The New York Post headline screams on October 1, 2012: “Judge rejects birth mother and gives custody to partner” and the article claims that it is the first such New York State case involving a same sex couple. Is this news? I think so, but perhaps not for the reason you might think.

I don’t know the same sex couple involved in this case and do not know the facts. So please don’t think I am commenting on this particular case. But why should it be news at all, when two legal parents of a child sue for custody and the non-biological parent is granted custody over the biological parent? Each are parents in the eyes of New York State. Biology should not trump non-biological parental rights when a judge is forced to make a solomonic decision about a child because the parents aren’t able to work out their own parenting plan.

In this situation, the child has two legal parents, and even though the Post describes the other parent as “the birth mother’s partner”, she is first and foremost a legal parent to her daughter. The couple completed a second parent adoption. The partner’s relationship to her daughter is no different from any other legal parent who gives birth to a child, adopts a child, or is married to a woman who gives birth to a child. Each parent has full rights and responsibilities to the child, regardless of genetics. This New York State judge got it right when, after reviewing the facts and the situation before her, ruled : “only the best interests of the child are paramount”.

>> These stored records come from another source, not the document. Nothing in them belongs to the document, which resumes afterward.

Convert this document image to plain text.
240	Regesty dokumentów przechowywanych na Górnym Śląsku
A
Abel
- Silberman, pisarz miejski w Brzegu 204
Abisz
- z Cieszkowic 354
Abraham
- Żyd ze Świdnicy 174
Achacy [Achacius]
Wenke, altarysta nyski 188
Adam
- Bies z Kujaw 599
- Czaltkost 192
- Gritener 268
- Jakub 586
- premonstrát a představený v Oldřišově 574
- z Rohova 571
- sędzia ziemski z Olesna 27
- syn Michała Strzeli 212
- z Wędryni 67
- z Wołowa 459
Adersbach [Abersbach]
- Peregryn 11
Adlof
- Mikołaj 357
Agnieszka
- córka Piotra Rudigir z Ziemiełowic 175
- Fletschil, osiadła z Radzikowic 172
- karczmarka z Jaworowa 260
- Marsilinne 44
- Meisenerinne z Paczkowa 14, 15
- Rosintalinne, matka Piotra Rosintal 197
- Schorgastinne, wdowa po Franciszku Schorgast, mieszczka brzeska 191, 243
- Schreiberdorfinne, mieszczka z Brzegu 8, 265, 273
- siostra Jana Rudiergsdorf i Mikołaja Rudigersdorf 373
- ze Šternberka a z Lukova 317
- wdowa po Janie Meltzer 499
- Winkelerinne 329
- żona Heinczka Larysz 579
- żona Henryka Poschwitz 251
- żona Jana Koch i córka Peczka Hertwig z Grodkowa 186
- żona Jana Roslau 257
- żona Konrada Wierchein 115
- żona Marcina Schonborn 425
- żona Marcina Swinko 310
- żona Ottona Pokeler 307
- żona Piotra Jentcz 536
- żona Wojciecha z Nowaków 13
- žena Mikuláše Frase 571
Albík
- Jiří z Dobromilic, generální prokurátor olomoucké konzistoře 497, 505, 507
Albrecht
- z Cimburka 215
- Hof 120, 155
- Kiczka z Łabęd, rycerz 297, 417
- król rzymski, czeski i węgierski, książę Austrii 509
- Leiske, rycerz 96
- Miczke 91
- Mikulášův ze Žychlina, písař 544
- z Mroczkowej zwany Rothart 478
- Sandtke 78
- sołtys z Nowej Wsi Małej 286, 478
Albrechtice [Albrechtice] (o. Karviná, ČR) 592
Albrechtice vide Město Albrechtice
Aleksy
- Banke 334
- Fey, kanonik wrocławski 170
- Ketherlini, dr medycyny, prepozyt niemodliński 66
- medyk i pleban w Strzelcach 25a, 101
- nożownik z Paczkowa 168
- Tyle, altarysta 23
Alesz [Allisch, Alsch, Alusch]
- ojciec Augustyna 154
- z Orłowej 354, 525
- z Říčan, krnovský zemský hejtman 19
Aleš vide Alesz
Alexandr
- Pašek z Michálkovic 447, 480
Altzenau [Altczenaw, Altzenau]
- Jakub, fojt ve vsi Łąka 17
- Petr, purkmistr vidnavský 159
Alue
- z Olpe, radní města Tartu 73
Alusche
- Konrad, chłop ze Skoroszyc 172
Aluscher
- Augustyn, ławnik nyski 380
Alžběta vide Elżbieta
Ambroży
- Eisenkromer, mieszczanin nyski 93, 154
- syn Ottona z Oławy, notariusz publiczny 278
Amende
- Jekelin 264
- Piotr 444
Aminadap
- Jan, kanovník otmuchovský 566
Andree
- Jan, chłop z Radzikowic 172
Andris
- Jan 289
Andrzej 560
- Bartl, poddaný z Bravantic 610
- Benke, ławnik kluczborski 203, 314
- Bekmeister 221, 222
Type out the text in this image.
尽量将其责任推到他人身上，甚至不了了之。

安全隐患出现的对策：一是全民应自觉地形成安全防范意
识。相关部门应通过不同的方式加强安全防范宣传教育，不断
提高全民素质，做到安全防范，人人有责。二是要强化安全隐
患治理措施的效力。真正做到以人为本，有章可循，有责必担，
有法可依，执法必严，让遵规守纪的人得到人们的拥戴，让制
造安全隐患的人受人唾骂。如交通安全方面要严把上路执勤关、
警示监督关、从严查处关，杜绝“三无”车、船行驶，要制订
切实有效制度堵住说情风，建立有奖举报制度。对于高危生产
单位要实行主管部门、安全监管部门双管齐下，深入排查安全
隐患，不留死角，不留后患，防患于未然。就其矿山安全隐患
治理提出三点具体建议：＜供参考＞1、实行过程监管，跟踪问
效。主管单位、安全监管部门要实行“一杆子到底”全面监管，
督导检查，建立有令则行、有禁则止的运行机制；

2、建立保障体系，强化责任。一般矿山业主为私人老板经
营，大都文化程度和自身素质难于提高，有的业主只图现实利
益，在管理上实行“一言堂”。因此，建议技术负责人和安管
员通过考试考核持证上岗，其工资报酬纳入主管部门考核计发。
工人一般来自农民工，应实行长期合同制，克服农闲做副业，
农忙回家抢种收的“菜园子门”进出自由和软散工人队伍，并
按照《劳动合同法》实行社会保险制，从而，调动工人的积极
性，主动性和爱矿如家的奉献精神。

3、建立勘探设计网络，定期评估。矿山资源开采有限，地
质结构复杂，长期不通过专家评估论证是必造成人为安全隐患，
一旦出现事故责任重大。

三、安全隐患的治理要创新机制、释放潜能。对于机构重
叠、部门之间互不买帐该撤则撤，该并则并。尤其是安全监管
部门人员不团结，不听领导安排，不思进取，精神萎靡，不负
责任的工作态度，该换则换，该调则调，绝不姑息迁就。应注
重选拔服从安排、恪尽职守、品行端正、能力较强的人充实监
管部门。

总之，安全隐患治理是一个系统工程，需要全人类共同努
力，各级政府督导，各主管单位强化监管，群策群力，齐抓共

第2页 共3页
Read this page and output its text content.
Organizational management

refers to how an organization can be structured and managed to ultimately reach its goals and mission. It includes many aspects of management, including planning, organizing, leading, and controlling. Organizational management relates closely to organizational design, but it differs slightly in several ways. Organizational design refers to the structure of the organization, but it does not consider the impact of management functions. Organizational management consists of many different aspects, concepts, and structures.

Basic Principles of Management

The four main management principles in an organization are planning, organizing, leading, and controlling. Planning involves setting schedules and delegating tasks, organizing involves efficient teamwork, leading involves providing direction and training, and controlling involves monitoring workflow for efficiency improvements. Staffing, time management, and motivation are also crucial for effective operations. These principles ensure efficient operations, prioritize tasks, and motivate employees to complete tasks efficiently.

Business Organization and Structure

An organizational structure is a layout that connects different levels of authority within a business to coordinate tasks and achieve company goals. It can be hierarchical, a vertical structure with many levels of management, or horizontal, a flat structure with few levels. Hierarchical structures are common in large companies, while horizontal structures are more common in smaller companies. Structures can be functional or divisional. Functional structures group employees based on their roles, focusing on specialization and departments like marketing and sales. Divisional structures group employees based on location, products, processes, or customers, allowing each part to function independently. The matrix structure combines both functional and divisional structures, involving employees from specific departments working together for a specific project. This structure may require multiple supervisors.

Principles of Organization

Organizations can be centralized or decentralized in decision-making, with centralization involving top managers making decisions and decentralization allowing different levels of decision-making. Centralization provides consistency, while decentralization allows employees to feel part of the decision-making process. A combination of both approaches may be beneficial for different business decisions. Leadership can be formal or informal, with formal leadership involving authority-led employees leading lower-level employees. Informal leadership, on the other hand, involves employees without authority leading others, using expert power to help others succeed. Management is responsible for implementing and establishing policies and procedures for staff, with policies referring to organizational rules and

So why do I think this is news? Second parent adoptions have been available to same sex couples in New York State for almost 20 years. And if it is true that this is the first reported case which grants custody to the non-biological mother, do we really think that no same sex parents have split up in the last 20 years? Of course not, and that is why I find this case so interesting as a queer family lawyer. Why are there no reported cases where a judge had to choose between two women claiming full custodial rights to their child so that the other parent has none? Is it because lesbians are working out their parenting plans in non-litigious ways, such as through counseling, mediation, collaborative law? Is it because, as a rule, they have less income than their straight parent counterparts and therefore less ability to hire attorneys to “duke it out” in court? I imagine it is a little of both, but that is the real story, in my mind, the Post should be pursuing.